A New Video Game May Help Treat Adult ADHD. Here's What to Know

As a teacher, 40-year-old Adriana Popa is no stranger to multitasking. One minute she’s teaching class and the next she’s organizing her lesson plans. Her job requires her to pivot her attention quickly, but Adriana faces the additional challenge of having Attention Deficit Hyperactivity Disorder (ADHD), where focus and attention are already hard to maintain.

Medications have helped her and many of the other 4.4 percent of American adults diagnosed with ADHD. But a new treatment may offer additional support. In June, the digital medicine company Akili launched EndeavorOTC — a video game for adult ADHD. The phone app is the first nonprescription video game treatment shown to improve inattention in clinical trials. 

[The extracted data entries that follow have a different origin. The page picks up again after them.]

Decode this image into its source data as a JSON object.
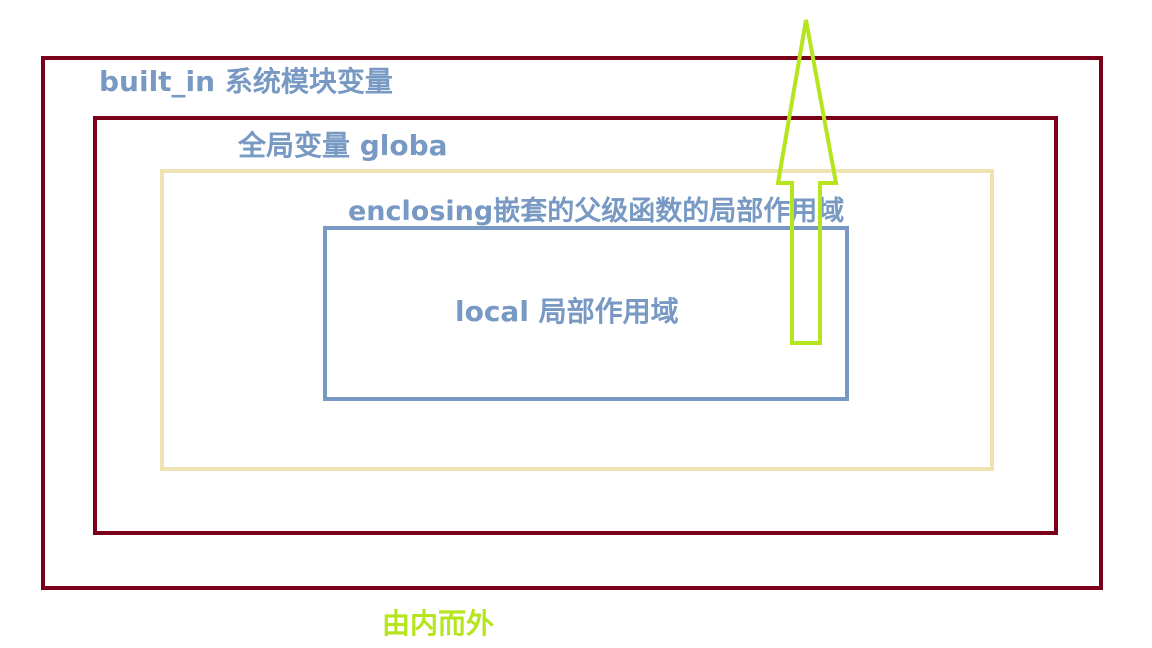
{
  "diagram": {
    "scopes": {
      "builtin": "built_in 系统模块变量",
      "global": "全局变量 globa",
      "enclosing": "enclosing嵌套的父级函数的局部作用域",
      "local": "local 局部作用域"
    },
    "direction": "由内而外"
  },
  "colors": {
    "outer_border": "#7a0019",
    "enclosing_border": "#efe3b3",
    "local_border": "#7799c3",
    "label_text": "#7799c3",
    "arrow": "#b5e61d"
  }
}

“Before Endeavor, I often struggled to write my lesson plans without getting easily distracted or effectively communicate with more than one student at a time,” explains Popa, who was one of the participants of the video game clinical trial. “As I played the game, I had to focus on one main task and ignore interference, and it has helped me to effectively eliminate distractions and stay focused on my goals at work. Because of this, I have a better system of organization for my classroom and have successfully taken on bigger responsibilities, such as hosting a robotics competition at our school.”

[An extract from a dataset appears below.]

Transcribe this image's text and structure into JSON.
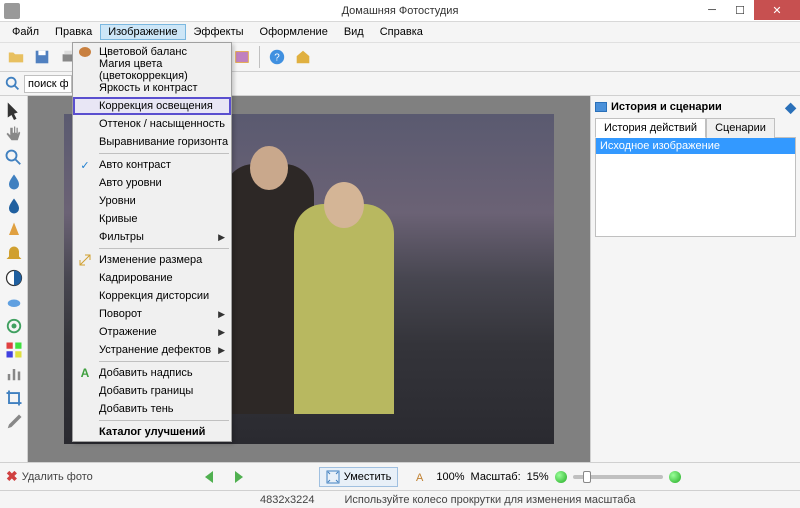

Though the video game is designed specifically for adults with a confirmed ADHD diagnosis, women are often underdiagnosed with ADHD and those with mild attention issues may even benefit from this over-the-counter treatment. Of course, anyone considering trying a new treatment for ADHD should first consult with their healthcare provider. Here’s what to know.

EndeavorOTC aims to be a workout for your brain

EndeavorOTC is a medical device built on the same technology as Akili’s EndeavorRx, the first FDA-approved video game for children with ADHD. “It’s a treatment that is sort of disguised as a video game,” says Dr. Scott Kollins, a clinical psychologist at Duke University School of Medicine and Akili’s chief medical officer. 

The video game is designed to exercise brain areas involved in attentional control, an area behind some of the challenges people with ADHD face.

There are two main parts to the game. One is a navigation component where you control a character following a path that gets increasingly more difficult. Along the way, you are using the phone or tablet to steer the avatar towards power zones that boost your speed while avoiding distracting obstacles such as creatures flying at you. Another component is knowing when to divert your attention. For example, you are supposed to respond to some of the monsters while others you are instructed to ignore. 

The video game is recommended for 25-minute gameplay a day, five days a week. Though Dr. Kollins notes users can still benefit even if they play it for only a few minutes a day.